Ses seins gonflés de lait sont plus durs que la pierre. Olivier doit être affamé.
— Très bien, répond Amir. On a joué aux autos, hein, Grégoire. Et le bébé a dormi tout le temps. Comment as-tu trouvé Omane ?
— Moins mal que je ne le craignais. Elle prend les choses avec un calme surprenant. Une leçon de dignité.
—Ça ne durera pas.
—Pourquoi tu dis ça ?
— Elle est encore anesthésiée par le choc, mais quand elle réalisera… On en a longuement discuté avec ce matin, avec Rachad. Il craint le pire.
—Quoi, comme pire ?
— Je ne sais pas, moi. Qu'elle fasse une dépression, qu'elle rejette son enfant…
Un vagissement rappelle Rose à l'ordre.
— Tiens, voilà Olivier qui se réveille. C'est pile poil l'heure de la tétée. Il a une horloge dans le ventre, ce môme.
Tout en grimpant quatre à quatre vers la chambre, elle commente:
— Rejeter son enfant ? T'es complètement à côté de la plaque, mon pauvre vieux. Tu ne connais pas Omane.

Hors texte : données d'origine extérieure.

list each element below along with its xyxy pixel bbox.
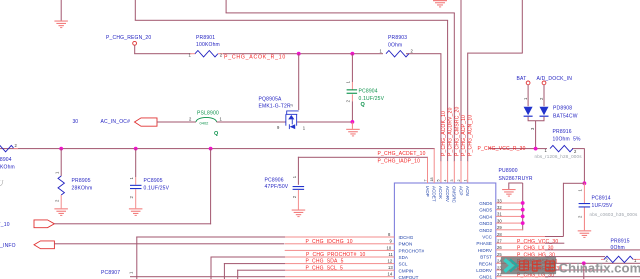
ground under PC8914 <box>578 208 592 238</box>
pin 29 GND2 <box>479 225 523 233</box>
svg-text:PR8901: PR8901 <box>196 35 215 41</box>
svg-text:P_CHG_ACOK_10: P_CHG_ACOK_10 <box>441 111 447 156</box>
capacitor PC8905 0.1UF/25V <box>129 149 169 209</box>
svg-text:P_CHG_REGN_20: P_CHG_REGN_20 <box>106 35 151 41</box>
IC U8900 box <box>394 168 533 279</box>
pin 23 LODRV <box>476 265 605 278</box>
svg-text:47PF/50V: 47PF/50V <box>265 184 289 190</box>
wire top edge to CMSRC bus <box>226 0 455 13</box>
bus P_CHG_ACN_10 vertical <box>467 53 474 183</box>
svg-text:13: 13 <box>388 265 393 270</box>
svg-text:PR8916: PR8916 <box>553 129 572 135</box>
svg-text:P_CHG_ACDET_10: P_CHG_ACDET_10 <box>378 151 426 157</box>
resistor PR8904 (cut at left edge) <box>0 143 18 171</box>
port AC_IN_OC# <box>73 118 158 126</box>
svg-text:27: 27 <box>497 239 502 244</box>
svg-text:4: 4 <box>443 180 447 182</box>
capacitor PC8906 47PF/50V <box>265 157 305 210</box>
svg-text:1: 1 <box>128 271 133 274</box>
svg-text:2: 2 <box>578 215 583 218</box>
svg-text:BAT: BAT <box>517 76 527 82</box>
svg-text:2: 2 <box>292 195 297 198</box>
svg-text:2: 2 <box>457 180 461 182</box>
svg-text:GND1: GND1 <box>479 275 492 279</box>
svg-text:PSL8900: PSL8900 <box>197 110 219 116</box>
svg-text:P_CHG_CMSRC_20: P_CHG_CMSRC_20 <box>454 106 460 156</box>
ground under PR8905 <box>54 208 68 216</box>
svg-text:30: 30 <box>73 119 79 125</box>
svg-text:30: 30 <box>497 218 502 223</box>
pin 9 PMON <box>285 239 412 247</box>
capacitor PC8914 1UF/25V <box>578 183 638 218</box>
svg-text:11: 11 <box>389 252 394 257</box>
svg-text:nbs_c0603_h35_000s: nbs_c0603_h35_000s <box>590 212 638 217</box>
svg-text:PMON: PMON <box>399 242 413 247</box>
svg-text:28KOhm: 28KOhm <box>72 186 93 192</box>
pin 27 PHASE <box>476 239 564 252</box>
svg-text:IADP: IADP <box>425 186 430 197</box>
svg-text:PC8906: PC8906 <box>265 178 284 184</box>
svg-text:1: 1 <box>380 49 383 54</box>
pin 8 IDCHG <box>136 232 413 279</box>
svg-text:7: 7 <box>423 180 427 182</box>
svg-text:PR8903: PR8903 <box>388 35 407 41</box>
resistor PR8901 100KOhm <box>189 35 224 58</box>
svg-text:nbs_r1206_h28_000s: nbs_r1206_h28_000s <box>535 154 583 159</box>
dual diode PD8908 BAT54CW <box>524 105 578 148</box>
pin 10 PROCHOT# <box>285 245 425 258</box>
svg-text:PR8905: PR8905 <box>72 178 91 184</box>
svg-text:CMPOUT: CMPOUT <box>399 275 419 279</box>
svg-text:U: U <box>0 180 4 188</box>
svg-text:10Ohm 5%: 10Ohm 5% <box>553 137 582 143</box>
wire P_CHG_ACOK_R_10 <box>223 53 441 60</box>
svg-text:0Ohm: 0Ohm <box>388 43 402 49</box>
svg-text:ACN: ACN <box>465 186 470 196</box>
ground under PC8904 <box>346 122 360 136</box>
pin 14 CMPOUT <box>130 272 419 279</box>
svg-text:PD8908: PD8908 <box>553 105 572 111</box>
wire Q8905 to cap node <box>297 122 352 123</box>
svg-text:P_CHG_VCC_30: P_CHG_VCC_30 <box>517 239 558 245</box>
pin ACOK top <box>437 180 444 200</box>
svg-text:100KOhm: 100KOhm <box>196 42 220 48</box>
svg-text:CMSRC: CMSRC <box>452 186 457 204</box>
transistor PQ8905A EMK1-G-T2R <box>259 96 306 130</box>
svg-text:100KOhm: 100KOhm <box>0 164 15 170</box>
resistor PR8903 0Ohm <box>380 35 414 57</box>
svg-text:PR8904: PR8904 <box>0 157 12 163</box>
svg-text:VCC: VCC <box>482 235 492 240</box>
svg-text:GND6: GND6 <box>479 201 492 206</box>
svg-text:0Ohm: 0Ohm <box>611 245 625 251</box>
svg-text:HIDRV: HIDRV <box>478 248 493 253</box>
svg-text:GND2: GND2 <box>479 228 492 233</box>
ground under PC8906 <box>292 210 306 218</box>
pin 13 CMPIN <box>237 265 413 279</box>
wire AC_IN to fuse <box>157 122 196 123</box>
ground top-middle (cut at top edge) <box>433 0 447 7</box>
wire VCC branch to pin28 <box>563 183 585 237</box>
svg-text:1: 1 <box>578 189 583 192</box>
svg-text:3: 3 <box>450 180 454 182</box>
junction cap/wire/ground <box>351 120 355 124</box>
capacitor PC8907 (cut at bottom) <box>101 270 133 276</box>
pin 28 VCC <box>482 232 563 245</box>
svg-text:P_CHG_ACDRV_20: P_CHG_ACDRV_20 <box>448 107 454 156</box>
svg-text:10: 10 <box>387 245 392 250</box>
wire REGN to PR8901 <box>134 53 191 54</box>
svg-text:Q: Q <box>214 131 219 137</box>
svg-text:N: N <box>291 104 294 108</box>
pin 12 SCL <box>224 259 408 279</box>
svg-text:ACP: ACP <box>458 186 463 195</box>
svg-text:25: 25 <box>497 252 502 257</box>
svg-text:PHASE: PHASE <box>476 241 492 246</box>
junction VCC node <box>583 181 587 185</box>
svg-text:1: 1 <box>464 180 468 182</box>
svg-text:PC8904: PC8904 <box>359 89 378 95</box>
wire top-right from top edge <box>468 0 523 54</box>
svg-text:PQ8905A: PQ8905A <box>259 96 283 102</box>
port T_10 output <box>0 220 54 228</box>
wire GND bus vertical <box>522 183 523 230</box>
resistor PR8905 28KOhm <box>55 149 93 209</box>
svg-text:ACOK: ACOK <box>438 186 443 200</box>
pin ACN top <box>464 180 471 196</box>
svg-text:EMK1-G-T2R: EMK1-G-T2R <box>259 103 291 109</box>
svg-text:2: 2 <box>55 199 60 202</box>
watermark chinafix <box>501 257 640 276</box>
svg-text:2: 2 <box>411 49 414 54</box>
svg-text:PC8905: PC8905 <box>144 178 163 184</box>
pin IADP top <box>423 157 430 196</box>
svg-text:BAT54CW: BAT54CW <box>553 113 578 119</box>
bus P_CHG_CMSRC_20 vertical <box>454 13 461 183</box>
svg-text:2: 2 <box>346 99 351 102</box>
svg-text:CMPIN: CMPIN <box>399 268 414 273</box>
node P_CHG_REGN_20 terminal <box>106 35 151 54</box>
svg-text:1UF/25V: 1UF/25V <box>592 203 614 209</box>
wire port T_10 to bus <box>54 149 211 225</box>
svg-text:SN2867RUYR: SN2867RUYR <box>499 176 533 182</box>
ground under PC8905 <box>129 208 143 216</box>
svg-text:ACDRV: ACDRV <box>445 186 450 203</box>
svg-text:P_CHG_ACOK_R_10: P_CHG_ACOK_R_10 <box>224 55 286 61</box>
svg-text:BTST: BTST <box>480 255 492 260</box>
wire P_CHG_VCC_R_30 <box>478 146 585 152</box>
pin 22 GND1 <box>479 272 640 279</box>
svg-text:1: 1 <box>303 126 306 131</box>
svg-text:1: 1 <box>220 117 223 122</box>
left bus wire <box>0 148 435 149</box>
svg-text:Chinafix.com: Chinafix.com <box>559 261 640 276</box>
svg-text:SCL: SCL <box>399 262 408 267</box>
svg-text:REGN: REGN <box>479 261 492 266</box>
svg-text:ET_10: ET_10 <box>0 222 10 228</box>
junction PC8905 tap <box>134 147 138 151</box>
terminal BAT <box>517 76 530 106</box>
pin 26 HIDRV <box>478 245 640 258</box>
svg-text:2: 2 <box>15 143 18 148</box>
junction PR8905 tap <box>59 147 63 151</box>
svg-text:PU8900: PU8900 <box>499 168 518 174</box>
svg-text:ACDET: ACDET <box>432 186 437 202</box>
svg-text:31: 31 <box>497 212 502 217</box>
svg-text:1: 1 <box>292 175 297 178</box>
svg-text:18: 18 <box>430 178 434 182</box>
wire port _INFO to pin9 <box>54 243 284 244</box>
svg-text:PC8914: PC8914 <box>592 196 611 202</box>
pin ACDRV top <box>443 180 450 203</box>
pin ACP top <box>457 180 464 196</box>
svg-text:2: 2 <box>539 97 544 100</box>
bus P_CHG_ACDRV_20 vertical <box>447 20 454 183</box>
pin 32 GND5 <box>479 205 524 213</box>
ground top-left <box>54 0 68 28</box>
svg-text:8: 8 <box>388 232 391 237</box>
svg-text:32: 32 <box>497 205 502 210</box>
svg-text:9: 9 <box>390 239 393 244</box>
resistor PR8916 10Ohm <box>535 129 583 159</box>
junction pin24 branch <box>582 261 586 279</box>
svg-text:AC_IN_OC#: AC_IN_OC# <box>101 119 131 125</box>
svg-text:26: 26 <box>497 245 502 250</box>
svg-text:PR8915: PR8915 <box>611 239 630 245</box>
svg-text:P_CHG_ACN_10: P_CHG_ACN_10 <box>468 115 474 156</box>
pin 31 GND4 <box>479 212 524 220</box>
junction port tap <box>209 147 213 151</box>
svg-text:2: 2 <box>189 117 192 122</box>
svg-text:Q: Q <box>361 102 366 108</box>
pin 25 BTST <box>480 252 605 265</box>
bus P_CHG_ACP_10 vertical <box>461 0 468 183</box>
terminal A/D_DOCK_IN <box>537 76 573 106</box>
svg-text:P_CHG_IADP_10: P_CHG_IADP_10 <box>378 158 421 164</box>
svg-text:1: 1 <box>129 177 134 180</box>
resistor PR8915 0Ohm <box>601 239 640 263</box>
junction cap tap <box>351 52 355 56</box>
svg-text:28: 28 <box>497 232 502 237</box>
svg-text:GND4: GND4 <box>479 214 492 219</box>
svg-text:12: 12 <box>388 259 393 264</box>
port _INFO input <box>0 241 54 249</box>
svg-text:33: 33 <box>497 198 502 203</box>
svg-text:SDA: SDA <box>399 255 409 260</box>
wire cap PC8904 vertical <box>352 54 353 122</box>
pin 11 SDA <box>211 252 409 279</box>
svg-text:9: 9 <box>277 125 280 130</box>
svg-text:29: 29 <box>497 225 502 230</box>
ground IC right <box>502 183 523 197</box>
svg-text:P_CHG_VCC_R_30: P_CHG_VCC_R_30 <box>478 146 526 152</box>
svg-text:14: 14 <box>388 272 393 277</box>
svg-text:3: 3 <box>530 127 535 130</box>
svg-text:1: 1 <box>346 80 351 83</box>
svg-text:LODRV: LODRV <box>476 268 493 273</box>
svg-text:0402: 0402 <box>200 121 210 126</box>
capacitor PC8904 0.1UF/25V <box>346 80 385 108</box>
svg-text:GND3: GND3 <box>479 221 492 226</box>
wire IADP net <box>298 157 428 165</box>
pin 24 REGN <box>479 259 640 272</box>
junction diode/VCC_R <box>534 147 538 151</box>
wire fuse to Q8905 <box>217 122 286 123</box>
svg-text:2: 2 <box>129 196 134 199</box>
svg-text:IDCHG: IDCHG <box>399 235 414 240</box>
pin 30 GND3 <box>479 218 524 226</box>
wire gate vertical <box>298 54 299 110</box>
svg-text:2: 2 <box>574 149 577 154</box>
pin ACDET top <box>430 149 437 202</box>
svg-text:_INFO: _INFO <box>0 243 16 249</box>
svg-text:GND5: GND5 <box>479 208 492 213</box>
wire VCC_R corner down to cap node <box>584 149 585 184</box>
svg-text:P_CHG_ACP_10: P_CHG_ACP_10 <box>461 115 467 156</box>
bus P_CHG_ACOK_10 vertical <box>440 54 447 183</box>
svg-text:P_CHG_LX_30: P_CHG_LX_30 <box>517 246 554 252</box>
svg-text:PROCHOT#: PROCHOT# <box>399 248 425 253</box>
pin 33 GND6 <box>479 198 524 206</box>
pin CMSRC top <box>450 180 457 204</box>
junction gate tap <box>297 52 301 56</box>
svg-text:PC8907: PC8907 <box>101 270 120 276</box>
fuse PSL8900 <box>189 110 223 137</box>
svg-text:5: 5 <box>437 180 441 182</box>
svg-text:1: 1 <box>55 171 60 174</box>
svg-text:A/D_DOCK_IN: A/D_DOCK_IN <box>537 76 573 82</box>
svg-text:0.1UF/25V: 0.1UF/25V <box>144 186 170 192</box>
wire top edge to ACDRV bus <box>135 0 448 21</box>
svg-text:1: 1 <box>523 97 528 100</box>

Tu ne connais pas les mères.
Dans la seconde qui suit, Olivier est "branché".
— D'ailleurs, la petite Nadège est vraiment très mignonne, continue Rose en redescendant, le nouveau-né soudé aux mamelles. Elle n'a pas du tout un physique d'anormale.
— Ça ne se voit pas encore. Malheureusement, quand elle va grandir…

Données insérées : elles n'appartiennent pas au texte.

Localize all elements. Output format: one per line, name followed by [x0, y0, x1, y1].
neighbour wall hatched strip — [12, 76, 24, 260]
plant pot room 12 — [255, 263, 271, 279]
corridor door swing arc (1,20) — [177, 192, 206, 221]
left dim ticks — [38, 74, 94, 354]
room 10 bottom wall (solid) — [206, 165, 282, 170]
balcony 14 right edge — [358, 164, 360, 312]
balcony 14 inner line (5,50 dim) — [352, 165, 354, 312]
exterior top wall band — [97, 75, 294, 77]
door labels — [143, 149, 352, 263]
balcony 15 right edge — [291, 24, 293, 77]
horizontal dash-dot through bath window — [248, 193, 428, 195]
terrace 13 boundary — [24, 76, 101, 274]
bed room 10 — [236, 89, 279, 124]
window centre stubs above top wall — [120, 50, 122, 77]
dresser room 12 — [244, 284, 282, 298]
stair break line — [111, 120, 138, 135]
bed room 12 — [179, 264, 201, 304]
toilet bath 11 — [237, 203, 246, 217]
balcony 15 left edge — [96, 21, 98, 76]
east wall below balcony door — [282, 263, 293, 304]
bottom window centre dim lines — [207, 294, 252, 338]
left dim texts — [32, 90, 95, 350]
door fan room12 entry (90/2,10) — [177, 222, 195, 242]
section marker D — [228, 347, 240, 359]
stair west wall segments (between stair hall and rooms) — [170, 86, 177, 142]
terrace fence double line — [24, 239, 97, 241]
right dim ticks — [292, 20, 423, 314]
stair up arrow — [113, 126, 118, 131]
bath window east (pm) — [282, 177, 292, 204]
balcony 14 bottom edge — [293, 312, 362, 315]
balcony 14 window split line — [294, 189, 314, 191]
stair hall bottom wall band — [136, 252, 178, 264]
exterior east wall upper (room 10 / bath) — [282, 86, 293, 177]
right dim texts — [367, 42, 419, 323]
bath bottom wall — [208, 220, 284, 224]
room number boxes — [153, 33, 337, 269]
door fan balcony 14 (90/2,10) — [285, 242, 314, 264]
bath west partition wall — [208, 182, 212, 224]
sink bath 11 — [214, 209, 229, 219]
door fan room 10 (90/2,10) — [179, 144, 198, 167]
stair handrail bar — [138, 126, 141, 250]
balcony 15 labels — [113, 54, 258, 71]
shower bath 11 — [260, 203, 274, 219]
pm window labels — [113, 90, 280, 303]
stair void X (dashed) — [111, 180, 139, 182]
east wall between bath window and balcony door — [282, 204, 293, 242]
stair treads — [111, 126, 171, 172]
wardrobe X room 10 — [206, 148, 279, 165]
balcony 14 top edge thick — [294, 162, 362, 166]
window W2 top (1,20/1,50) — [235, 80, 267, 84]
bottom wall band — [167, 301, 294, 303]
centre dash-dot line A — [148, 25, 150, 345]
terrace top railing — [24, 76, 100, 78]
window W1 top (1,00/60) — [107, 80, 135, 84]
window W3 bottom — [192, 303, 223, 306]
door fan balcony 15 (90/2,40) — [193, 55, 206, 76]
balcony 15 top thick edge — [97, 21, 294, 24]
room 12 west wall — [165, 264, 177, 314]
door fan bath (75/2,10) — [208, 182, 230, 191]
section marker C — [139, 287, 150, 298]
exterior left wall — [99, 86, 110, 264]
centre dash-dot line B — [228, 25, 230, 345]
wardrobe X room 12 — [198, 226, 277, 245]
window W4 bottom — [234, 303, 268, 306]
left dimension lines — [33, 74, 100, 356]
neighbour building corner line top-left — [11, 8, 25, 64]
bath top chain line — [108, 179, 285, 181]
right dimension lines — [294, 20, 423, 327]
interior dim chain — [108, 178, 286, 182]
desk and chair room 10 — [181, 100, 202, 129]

— Qu'est-ce que tu en sais ? Si ça se trouve, ce ne sera pas aussi grave qu'on le croit.
— Rachad s'est renseigné : elle aura de toute façon des problèmes moteurs.
—C'est sûr à cent pour cent ?
— Oui. Comme elle est trop petite pour subir des tests, on ne peut pas encore mesurer avec exactitude l'ampleur des dégâts, mais les médecins sont pessimistes...
Rose frissonne. Dans le temps, à Bruxelles, parmi les retraités de la paroisse auxquels elle servait à goûter, le jeudi après-midi, il y avait une handicapée de cette sorte. Une femme d'une cinquantaine d'année, en fauteuil roulant, aussi intelligente que vous et moi mais incapable de coordonner ses mouvements, y compris ceux de sa bouche quand elle parlait. En résultait une élocution laborieuse et de permanentes contorsions.
Un jour, cette femme avait dit à Rose : « Tu es gentille, toi, je t'aime bien. Tu aurais pu être ma fille. » Et cette petite phrase, contenant toute l'amertume du monde, était restée gravée dans sa mémoire.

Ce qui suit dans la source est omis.